Les habitants signalent que les réseaux Orange, Airtel et Vodacom sont interrompus depuis plus de trois jours, les coupant du reste du pays et du monde. Cette situation empêche l’accès à plusieurs services essentiels, notamment le retrait et l’envoi d’argent, ainsi que la communication avec des proches.
La coupure perturbe également les activités socioéconomiques et complique le travail des organisations humanitaires présentes dans la zone.

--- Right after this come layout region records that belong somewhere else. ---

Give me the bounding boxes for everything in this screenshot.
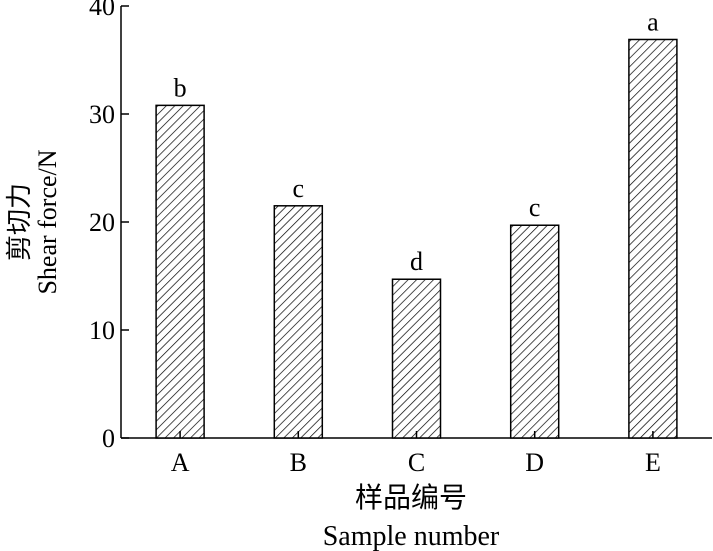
y-axis-label-en: Shear force/N xyxy=(33,149,62,294)
y-tick-label-1: 10 xyxy=(89,316,115,345)
bars: b c d c a xyxy=(155,7,678,439)
bar-E xyxy=(628,38,678,439)
x-tick-label-E: E xyxy=(645,448,661,477)
x-ticks: A B C D E xyxy=(171,431,661,477)
x-tick-label-A: A xyxy=(171,448,190,477)
significance-label-C: d xyxy=(410,247,423,276)
bar-B xyxy=(273,205,324,439)
y-axis-label-cn: 剪切力 xyxy=(5,183,34,261)
x-tick-label-D: D xyxy=(525,448,544,477)
x-axis-label-cn: 样品编号 xyxy=(355,482,467,514)
x-axis-label-en: Sample number xyxy=(323,521,500,551)
y-tick-label-4: 40 xyxy=(89,0,115,21)
significance-label-D: c xyxy=(529,193,541,222)
y-tick-label-3: 30 xyxy=(89,100,115,129)
significance-label-E: a xyxy=(647,7,659,36)
x-tick-label-C: C xyxy=(408,448,425,477)
bar-D xyxy=(509,224,560,439)
x-tick-label-B: B xyxy=(290,448,307,477)
significance-label-A: b xyxy=(174,73,187,102)
significance-label-B: c xyxy=(293,174,305,203)
y-tick-label-0: 0 xyxy=(102,424,115,453)
y-tick-label-2: 20 xyxy=(89,208,115,237)
y-ticks: 0 10 20 30 40 xyxy=(89,0,129,453)
bar-C xyxy=(391,278,442,439)
bar-A xyxy=(155,104,205,439)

« Nous avons trois opérateurs de télécommunications, mais aucun ne fonctionne. Ni Airtel, ni Orange, ni Vodacom : c’est zéro. Nous sommes bloqués dans toutes nos activités », déplore un résident.
Les revendeurs d’unités et les commerçants font face à de grandes difficultés : « Depuis avant-hier à 13 heures, tout est au point mort. Nous vivons grâce à la vente d’unités, mais aujourd’hui c’est le chaos », explique un revendeur.
Un commerçant ajoute : « Nous ne savons plus comment nous approvisionner à Goma, tout se fait grâce à la connexion. Nos activités sont à l’arrêt. »
Certains habitants sont contraints de grimper des montagnes, parfois à cinq kilomètres de la cité, pour capter un signal, s’exposant ainsi à des dangers liés à l’insécurité.
Ces coupures deviennent récurrentes dans la chefferie de Bashali, alors que les raisons restent obscures et qu’aucune explication officielle n’a été donnée.